If you are an entrepreneur or small business owner, or an independent consultant setting up a new business, you are the one who’s in control regarding your financial future.  There is no one else to rely on when it comes to saving and planning for the future, so you must take on this matter yourself.  Many of these plans allow for rollovers from former employee retirement accounts.  Here are a few savings options for entrepreneurs and small business owners.

Solo 401(k)

A solo 401(k) plan is a great alternative to the traditional 401(k), and was created for self-employed individuals, entrepreneurs, and small business owners with no full time employees. It’s perfect for independent contractors, agents and sales people.
The advantage of a solo 401(k) is that it is simple to use and maintain.  You may contribute up to $16,500 of tax-deferred income, in addition to up to 25% of profit from your business.  As long as you contribute no more than $49,000 annually, you fall within the limits of the solo 401(k).  The amount you contribute to a solo 401(k) is completely discretionary and can be decreased or suspended at any time.  Additionally, loans against your plan, as well as hardship withdrawals may be allowed.  Rollovers from previous 401(k) plans are allowed as well.  
The cost to set up a plan can be minimized by adopting an IRS approved prototype plan.

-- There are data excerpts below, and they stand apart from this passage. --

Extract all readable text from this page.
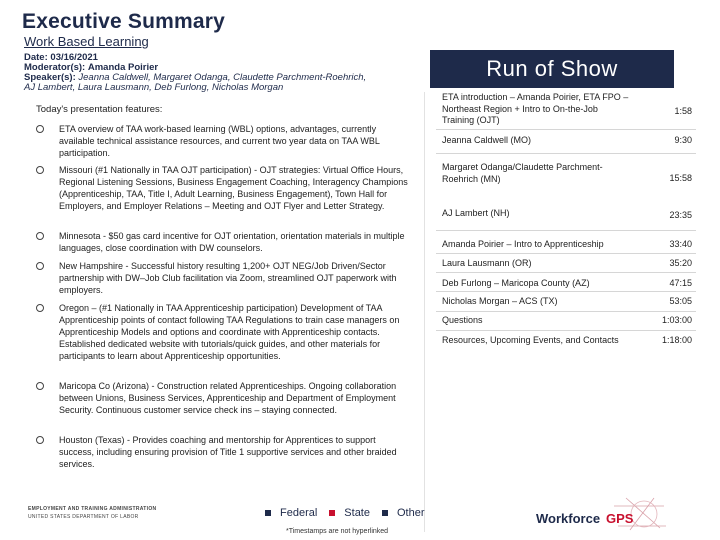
Executive Summary
Work Based Learning
Date: 03/16/2021
Moderator(s): Amanda Poirier
Speaker(s): Jeanna Caldwell, Margaret Odanga, Claudette Parchment-Roehrich,
AJ Lambert, Laura Lausmann, Deb Furlong, Nicholas Morgan
Run of Show
Today's presentation features:
ETA overview of TAA work-based learning (WBL) options, advantages, currently available technical assistance resources, and current two year data on TAA WBL participation.
Missouri (#1 Nationally in TAA OJT participation) - OJT strategies: Virtual Office Hours, Regional Listening Sessions, Business Engagement Coaching, Interagency Champions (Apprenticeship, TAA, Title I, Adult Learning, Business Engagement), Town Hall for Employers, and Employer Relations – Meeting and OJT Flyer and Letter Strategy.
Minnesota - $50 gas card incentive for OJT orientation, orientation materials in multiple languages, close coordination with DW counselors.
New Hampshire - Successful history resulting 1,200+ OJT NEG/Job Driven/Sector partnership with DW–Job Club facilitation via Zoom, streamlined OJT paperwork with employers.
Oregon – (#1 Nationally in TAA Apprenticeship participation) Development of TAA Apprenticeship points of contact following TAA Regulations to train case managers on Apprenticeship Models and options and coordinate with Apprenticeship contacts. Established dedicated website with tutorials/quick guides, and other materials for participants to learn about Apprenticeship opportunities.
Maricopa Co (Arizona) - Construction related Apprenticeships. Ongoing collaboration between Unions, Business Services, Apprenticeship and Department of Employment Security. Continuous customer service check ins – staying connected.
Houston (Texas) - Provides coaching and mentorship for Apprentices to support success, including ensuring provision of Title 1 supportive services and other braided services.
ETA introduction – Amanda Poirier, ETA FPO – Northeast Region + Intro to On-the-Job Training (OJT)
1:58
Jeanna Caldwell (MO)	9:30
Margaret Odanga/Claudette Parchment-Roehrich (MN)	15:58
AJ Lambert (NH)	23:35
Amanda Poirier – Intro to Apprenticeship	33:40
Laura Lausmann (OR)	35:20
Deb Furlong – Maricopa County (AZ)	47:15
Nicholas Morgan – ACS (TX)	53:05
Questions	1:03:00
Resources, Upcoming Events, and Contacts	1:18:00
EMPLOYMENT AND TRAINING ADMINISTRATION
UNITED STATES DEPARTMENT OF LABOR	Federal State Other
*Timestamps are not hyperlinked
Workforce GPS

Many mutual fund and regulated investment companies offer such plans to those who choose to fund contributions through their company.

SEP IRA

A SEP IRA, or Simplified Employee Pension Individual Retirement Account, is a savings and retirement tool that can be used by both small business owners and self-employed people as well.  SEPs are considered part of a profit sharing program, and the employer may contribute up to 25% of a qualifying employee’s income to the fund.
SEPs are affordable and simple to administer, and are an excellent benefit to provide to employees.  For self employed, they are still able to put aside a little over 18% of their net profit.  Contributions to the plan are tax deductible. Additionally, its high contribution limits make it very attractive ($49,000 in 2010).

SIMPLE IRA

Savings Incentive Match Plans for Employees (SIMPLE) IRAs are fairly simple to administer, no-hassle IRA plans that offer a great benefit for employees in your small business.
SIMPLE IRAs allow employees to contribute up to the lesser of $11,500 of their annual compensation or 100% of compensation. Employers may elect to match up to 3% of the employee’s salary or 100% of the employee contribution, whichever is less.  Employees are then vested and are eligible to receive this money upon reaching retirement age. Employee contributions reduce employee wages subject to Federal Income taxes. Employer matching contributions are tax deductible.
Ideal for a small business that employs spouse and children.  And can help employees fund for their retirement at a relatively low cost to the employer.
SIMPLE IRAs are also very strictly administered and cannot be rolled over, nor can a traditional IRA or 401(k) be rolled into a SIMPLE IRA.

SOLO DB Plan

If you are looking to save a whole lot of money over a short period of time and have the resources to do so, this is the plan for you.
These plans are very popular with people in business for themselves who are over 50 years of age, and may have a short period of time in order to meet future income requirements for retirement. There is no limit on contributions. Contributions are based on an amount to fund promised benefits. Contributions are the lesser of $195,000 or 100% of average compensation for the highest three consecutive years.
This type plan can be perfect for a doctor, lawyer or a professional group with senior partners and a relatively young support staff, or an independent contractor with no employees.

Conclusion

In summary, all qualified retirement plans are tax deductible and reduce current year income taxes. Contributions to the plan plus earnings grow tax deferred until retirement. Before setting up a plan, you  should seek help from a qualified benefit consultant, attorney and accountant familiar with such matters in conjunction with a financial planner. The rules can be complex and failure to follow them can lead to problems and even disqualification if not set up properly and monitored at least annually.